Keeping your caches hot

First of all, don't thrash your caches because main memory is very slow. This means that reading data all over the memory (also known as pointer chasing) isn't the best of ideas. Modern processors, such as programs that read consecutive chunks of memory in a predictable manner, allow them to leverage hardware-level prefetching. The word here is data locality.

A negative example for that, alas, is our old and trusty linked list! Traversing it's a real pointer-chasing feast, because all of the nodes are allocated dynamically and can be placed anywhere in memory. However, we could remedy it by using the already-mentioned techniques of preallocating and custom memory allocators. In that case, all of the nodes of a list would be located in the adjacent element of the preallocated buffer, making it again more cache friendly. Of course, we could just use an array from the start, but this is an example of how to improve data locality in similar cases.

The second classic mistake would be placing two often used integers, x and y, well apart from each other in a data structure, so that when we want to use both, we need to needlessly load two cache lines instead of one. What's used together should stay together; don't break your data structures on a cache line boundary!

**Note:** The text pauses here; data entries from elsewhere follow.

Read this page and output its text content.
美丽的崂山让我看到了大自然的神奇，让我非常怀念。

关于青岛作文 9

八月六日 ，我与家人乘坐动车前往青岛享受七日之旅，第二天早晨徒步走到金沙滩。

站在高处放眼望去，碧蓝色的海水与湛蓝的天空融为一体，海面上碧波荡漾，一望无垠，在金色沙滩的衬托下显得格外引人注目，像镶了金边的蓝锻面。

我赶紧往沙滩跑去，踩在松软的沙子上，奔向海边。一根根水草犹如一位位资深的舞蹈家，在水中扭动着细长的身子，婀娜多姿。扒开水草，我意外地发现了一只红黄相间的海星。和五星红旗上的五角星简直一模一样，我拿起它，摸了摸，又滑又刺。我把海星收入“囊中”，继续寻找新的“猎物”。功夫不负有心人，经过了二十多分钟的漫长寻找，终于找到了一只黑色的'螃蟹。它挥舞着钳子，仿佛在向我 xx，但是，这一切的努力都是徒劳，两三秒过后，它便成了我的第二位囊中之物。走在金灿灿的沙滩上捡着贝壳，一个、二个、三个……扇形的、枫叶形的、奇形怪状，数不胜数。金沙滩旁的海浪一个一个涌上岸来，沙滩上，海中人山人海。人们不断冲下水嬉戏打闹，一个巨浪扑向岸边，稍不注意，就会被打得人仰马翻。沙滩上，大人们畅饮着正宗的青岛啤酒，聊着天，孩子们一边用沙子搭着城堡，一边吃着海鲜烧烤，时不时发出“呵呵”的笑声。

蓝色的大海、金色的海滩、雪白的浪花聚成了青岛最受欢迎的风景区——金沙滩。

Further optimization that's widely known is the replacement of an array of structures by a structure of arrays. This will be beneficial in the case of loading data for SIMD instructions and other techniques where we read data in parallel.

Another often-cited optimization trick is improving the performance of matrix multiplication by changing the data-access pattern. Instead of a straightforward triple i, j, k loop, we change it to the k, j, i loop:

for (size_t k = 0; k < P; ++k)
for (size_t j = 0; j <M; ++j)
for (size_t i = 0; i < N; ++i)
res[i][[j] += m1[i][[k] * m2[k][[j];

Here, just switching the order of traversal to be more cache-friendly and reading row elements of both matrices in consecutive manner will dramatically improve performance (in some measurements, up to 94%)!

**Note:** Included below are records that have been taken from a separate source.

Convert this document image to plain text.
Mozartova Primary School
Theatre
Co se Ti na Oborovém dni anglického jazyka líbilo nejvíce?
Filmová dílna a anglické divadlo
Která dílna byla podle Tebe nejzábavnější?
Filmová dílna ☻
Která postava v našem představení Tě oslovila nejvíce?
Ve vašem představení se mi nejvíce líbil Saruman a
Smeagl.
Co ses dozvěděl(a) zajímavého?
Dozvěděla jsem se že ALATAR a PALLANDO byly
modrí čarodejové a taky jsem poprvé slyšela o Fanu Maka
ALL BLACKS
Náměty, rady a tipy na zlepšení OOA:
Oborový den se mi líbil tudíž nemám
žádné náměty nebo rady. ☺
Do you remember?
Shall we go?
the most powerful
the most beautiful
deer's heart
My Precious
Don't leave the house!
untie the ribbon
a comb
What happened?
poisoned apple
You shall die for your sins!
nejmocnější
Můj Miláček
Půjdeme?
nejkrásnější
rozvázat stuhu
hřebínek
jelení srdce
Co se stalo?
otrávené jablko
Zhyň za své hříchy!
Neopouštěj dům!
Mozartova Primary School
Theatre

What we learn here is that the outline and structure of our data, but also its access patterns, can have a big impact on our program's performance on modern processors!

The second type of cache, that is, the instruction cache, needs some love as well. Jumping through code back and forth is equally bad, as it's in the case of your data. This code locality is the next important notion. One possibility to influence that is to place your normal case code before the handling error, like this:

if (ok) {
do_work();
} else {
printf(“ERROR!”);
return;
}

This avoids a jump in normal case, hence improving code locality. We'll discuss that in more detail in Chapter 3Deep Dive into C++ and Performance, when we'll look at the role of the compiler in program optimization.